Now, when we talk about refinancing, you're probably thinking in terms of mortgages, which come with a number of fees and stacks of paperwork. This often keeps borrowers from even considering refinancing for their car, but in fact auto refinancing is a much simpler and cheaper process. For instance, there is no appraisal process to go through with a car, as values are already marked in price guides like Kelley Blue Book. Instead, auto refinancing typically only involves a brief application, and a nominal lien filing fee, which varies from state to state, but typically is no more than $65.
Now that you know how easy and cheap refinancing can be, how do you know if it's right for you? If you're in one of the following scenarios, then you should strongly consider getting an auto loan quote:
Buyer's Remorse. You didn't shop around for financing and got slapped with a high interest rate. Refinancing can lower this rate and save you money.
Improved Credit. Your credit score was less than stellar when you bought the car, but has since improved. Refinancing can lower your interest payments.
Budget Crunch. You bought a house, or maybe you were laid off, and your budget's tight now. Refinancing can help you stretch out the loan, and maybe cut the interest rate. However, unless you're unable to afford your current monthly payment, you should never agree to a longer loan period. Sure, you might get a lower interest rate, but any savings will likely be cancelled out by the increased time you'll be making interest payments.

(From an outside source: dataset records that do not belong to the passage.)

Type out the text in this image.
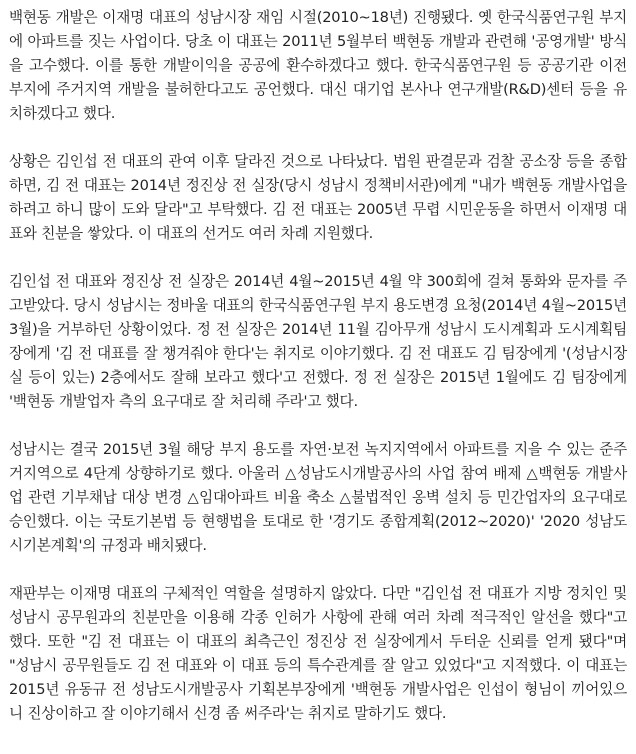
백현동 개발은 이재명 대표의 성남시장 재임 시절(2010~18년) 진행됐다. 옛 한국식품연구원 부지에 아파트를 짓는 사업이다. 당초 이 대표는 2011년 5월부터 백현동 개발과 관련해 '공영개발' 방식을 고수했다. 이를 통한 개발이익을 공공에 환수하겠다고 했다. 한국식품연구원 등 공공기관 이전 부지에 주거지역 개발을 불허한다고도 공언했다. 대신 대기업 본사나 연구개발(R&D)센터 등을 유치하겠다고 했다.

상황은 김인섭 전 대표의 관여 이후 달라진 것으로 나타났다. 법원 판결문과 검찰 공소장 등을 종합하면, 김 전 대표는 2014년 정진상 전 실장(당시 성남시 정책비서관)에게 "내가 백현동 개발사업을 하려고 하니 많이 도와 달라"고 부탁했다. 김 전 대표는 2005년 무렵 시민운동을 하면서 이재명 대표와 친분을 쌓았다. 이 대표의 선거도 여러 차례 지원했다.

김인섭 전 대표와 정진상 전 실장은 2014년 4월~2015년 4월 약 300회에 걸쳐 통화와 문자를 주고받았다. 당시 성남시는 정바울 대표의 한국식품연구원 부지 용도변경 요청(2014년 4월~2015년 3월)을 거부하던 상황이었다. 정 전 실장은 2014년 11월 김아무개 성남시 도시계획과 도시계획팀장에게 '김 전 대표를 잘 챙겨줘야 한다'는 취지로 이야기했다. 김 전 대표도 김 팀장에게 '(성남시장실 등이 있는) 2층에서도 잘해 보라고 했다'고 전했다. 정 전 실장은 2015년 1월에도 김 팀장에게 '백현동 개발업자 측의 요구대로 잘 처리해 주라'고 했다.

성남시는 결국 2015년 3월 해당 부지 용도를 자연·보전 녹지지역에서 아파트를 지을 수 있는 준주거지역으로 4단계 상향하기로 했다. 아울러 △성남도시개발공사의 사업 참여 배제 △백현동 개발사업 관련 기부채납 대상 변경 △임대아파트 비율 축소 △불법적인 옹벽 설치 등 민간업자의 요구대로 승인했다. 이는 국토기본법 등 현행법을 토대로 한 '경기도 종합계획(2012~2020)' '2020 성남도시기본계획'의 규정과 배치됐다.

재판부는 이재명 대표의 구체적인 역할을 설명하지 않았다. 다만 "김인섭 전 대표가 지방 정치인 및 성남시 공무원과의 친분만을 이용해 각종 인허가 사항에 관해 여러 차례 적극적인 알선을 했다"고 했다. 또한 "김 전 대표는 이 대표의 최측근인 정진상 전 실장에게서 두터운 신뢰를 얻게 됐다"며 "성남시 공무원들도 김 전 대표와 이 대표 등의 특수관계를 잘 알고 있었다"고 지적했다. 이 대표는 2015년 유동규 전 성남도시개발공사 기획본부장에게 '백현동 개발사업은 인섭이 형님이 끼어있으니 진상이하고 잘 이야기해서 신경 좀 써주라'는 취지로 말하기도 했다.
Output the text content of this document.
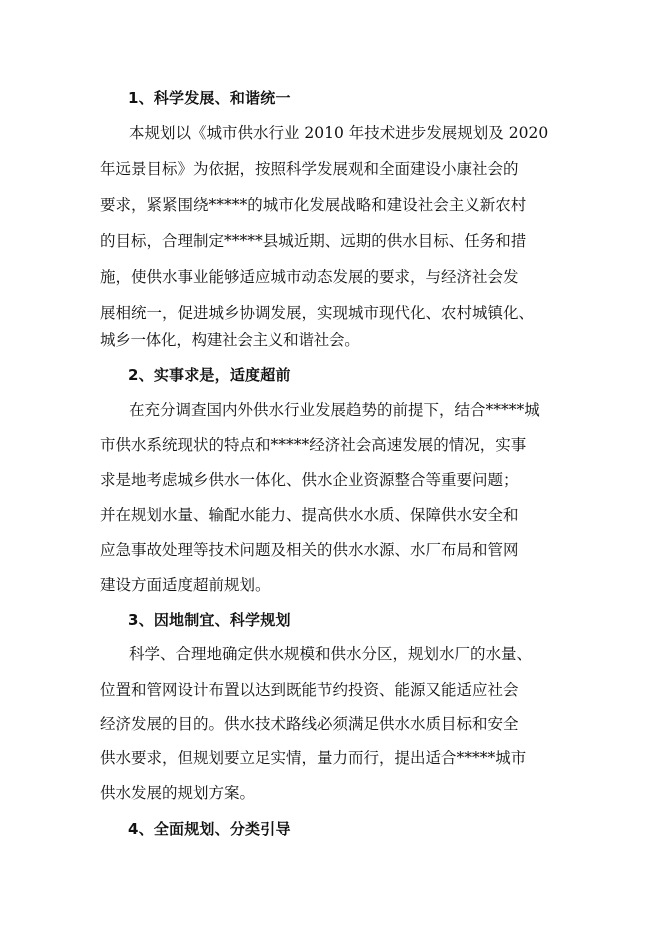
1、科学发展、和谐统一
本规划以《城市供水行业 2010 年技术进步发展规划及 2020
年远景目标》为依据，按照科学发展观和全面建设小康社会的
要求，紧紧围绕*****的城市化发展战略和建设社会主义新农村
的目标，合理制定*****县城近期、远期的供水目标、任务和措
施，使供水事业能够适应城市动态发展的要求，与经济社会发
展相统一，促进城乡协调发展，实现城市现代化、农村城镇化、
城乡一体化，构建社会主义和谐社会。
2、实事求是，适度超前
在充分调查国内外供水行业发展趋势的前提下，结合*****城
市供水系统现状的特点和*****经济社会高速发展的情况，实事
求是地考虑城乡供水一体化、供水企业资源整合等重要问题；
并在规划水量、输配水能力、提高供水水质、保障供水安全和
应急事故处理等技术问题及相关的供水水源、水厂布局和管网
建设方面适度超前规划。
3、因地制宜、科学规划
科学、合理地确定供水规模和供水分区，规划水厂的水量、
位置和管网设计布置以达到既能节约投资、能源又能适应社会
经济发展的目的。供水技术路线必须满足供水水质目标和安全
供水要求，但规划要立足实情，量力而行，提出适合*****城市
供水发展的规划方案。
4、全面规划、分类引导
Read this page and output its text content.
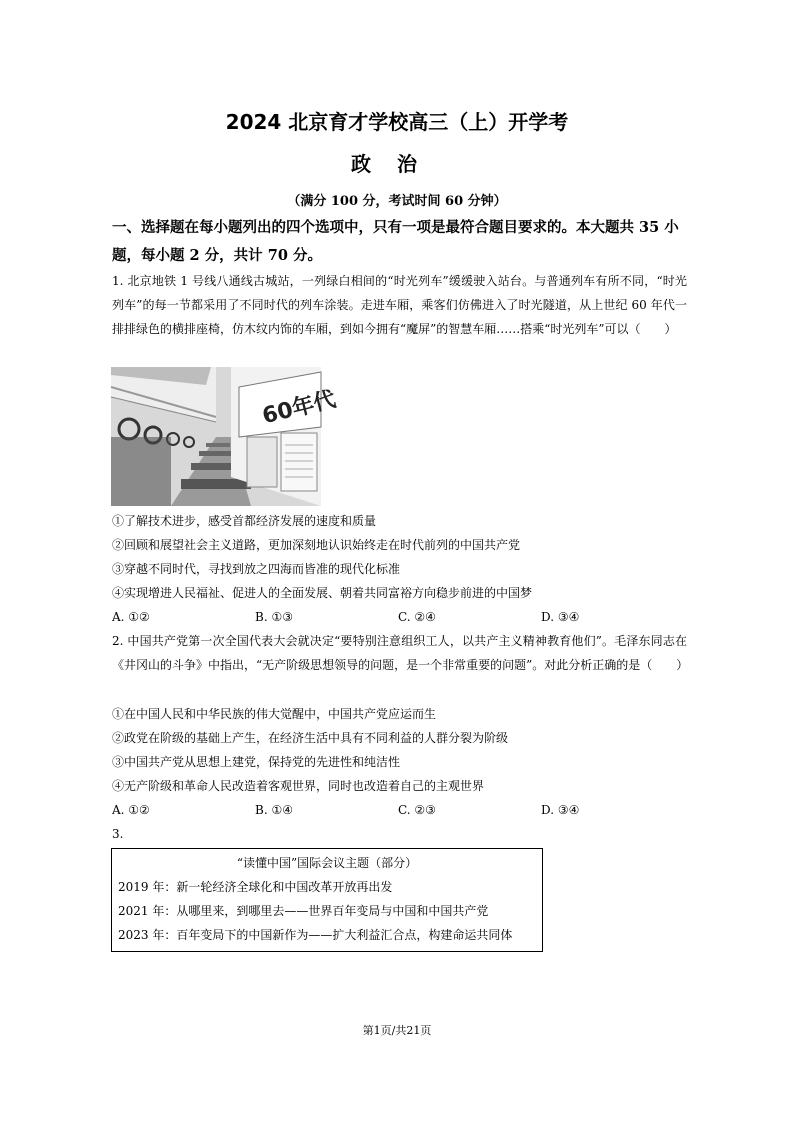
2024 北京育才学校高三（上）开学考
政治
（满分 100 分，考试时间 60 分钟）
一、选择题在每小题列出的四个选项中，只有一项是最符合题目要求的。本大题共 35 小题，每小题 2 分，共计 70 分。
1. 北京地铁 1 号线八通线古城站，一列绿白相间的“时光列车”缓缓驶入站台。与普通列车有所不同，“时光列车”的每一节都采用了不同时代的列车涂装。走进车厢，乘客们仿佛进入了时光隧道，从上世纪 60 年代一排排绿色的横排座椅，仿木纹内饰的车厢，到如今拥有“魔屏”的智慧车厢……搭乘“时光列车”可以（　　）
60年代
①了解技术进步，感受首都经济发展的速度和质量
②回顾和展望社会主义道路，更加深刻地认识始终走在时代前列的中国共产党
③穿越不同时代，寻找到放之四海而皆准的现代化标准
④实现增进人民福祉、促进人的全面发展、朝着共同富裕方向稳步前进的中国梦
A. ①②	B. ①③	C. ②④	D. ③④
2. 中国共产党第一次全国代表大会就决定“要特别注意组织工人，以共产主义精神教育他们”。毛泽东同志在《井冈山的斗争》中指出，“无产阶级思想领导的问题，是一个非常重要的问题”。对此分析正确的是（　　）
①在中国人民和中华民族的伟大觉醒中，中国共产党应运而生
②政党在阶级的基础上产生，在经济生活中具有不同利益的人群分裂为阶级
③中国共产党从思想上建党，保持党的先进性和纯洁性
④无产阶级和革命人民改造着客观世界，同时也改造着自己的主观世界
A. ①②	B. ①④	C. ②③	D. ③④
3.
“读懂中国”国际会议主题（部分）
2019 年：新一轮经济全球化和中国改革开放再出发
2021 年：从哪里来，到哪里去——世界百年变局与中国和中国共产党
2023 年：百年变局下的中国新作为——扩大利益汇合点，构建命运共同体
第1页/共21页
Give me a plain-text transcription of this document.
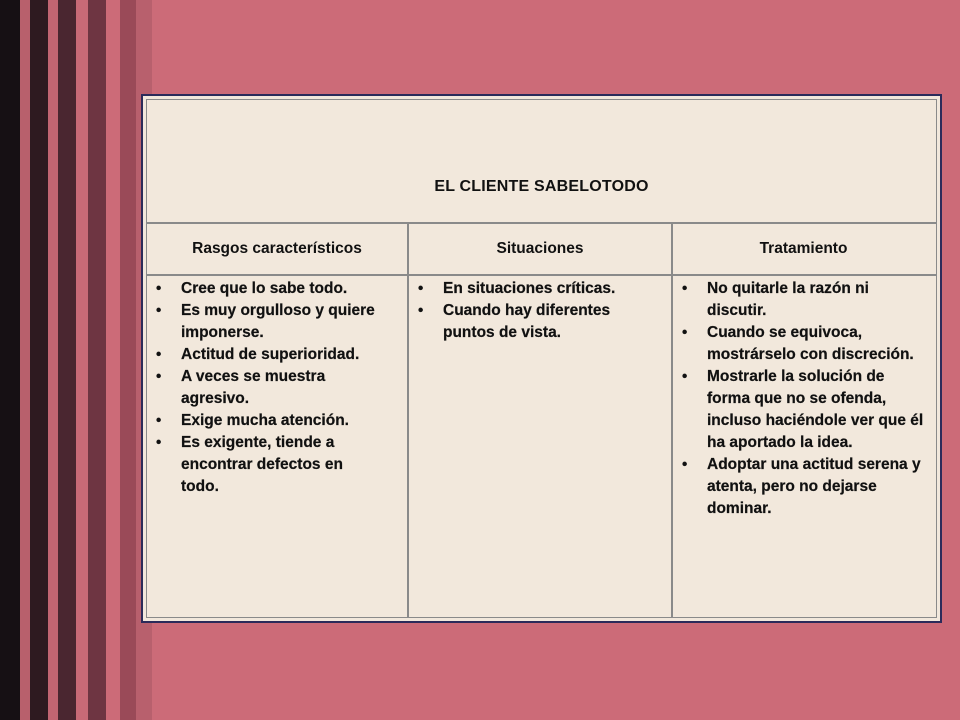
EL CLIENTE SABELOTODO
Rasgos característicos	Situaciones	Tratamiento
• Cree que lo sabe todo.
• Es muy orgulloso y quiere imponerse.
• Actitud de superioridad.
• A veces se muestra agresivo.
• Exige mucha atención.
• Es exigente, tiende a encontrar defectos en todo.
• En situaciones críticas.
• Cuando hay diferentes puntos de vista.
• No quitarle la razón ni discutir.
• Cuando se equivoca, mostrárselo con discreción.
• Mostrarle la solución de forma que no se ofenda, incluso haciéndole ver que él ha aportado la idea.
• Adoptar una actitud serena y atenta, pero no dejarse dominar.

There are also times when refinancing is ill-advised or pointless. For instance:
Unchanged Credit. Unless overall interest rates have dropped significantly, you'll get about the same, or even a higher, rate.
Damaged Credit. If your credit has actually worsened since you got the original loan, refinancing might actually raise your rate.
End of Loan Period. If your auto loan has a year or less left on it, then at this point, you're probably not paying much in interest anyway. Refinancing won't make a difference.
There can also be some drawbacks to refinancing. For example, if the car in question was new when you bought it, you got a new-car rate on your loan. When you refinance it, you'll be getting the used-car rate, since it's technically a used car now. What's the difference? Used-car loan rates are not as favorable as those of new-car loans, and they tend to be about one percent higher.
There's another catch: If you're upside-down on your loan, which means you owe more on the car than it is currently worth, lenders might not be willing to refinance you. That's because to refinance, the lender will use the car as collateral on the new loan.
If this is the case, and you're suffering from a shrinking budget, the best thing to do is to discuss the situation with your lender and try to have your existing loan extended. Even if your lender raises the interest rate, your monthly payments will still be lower than now.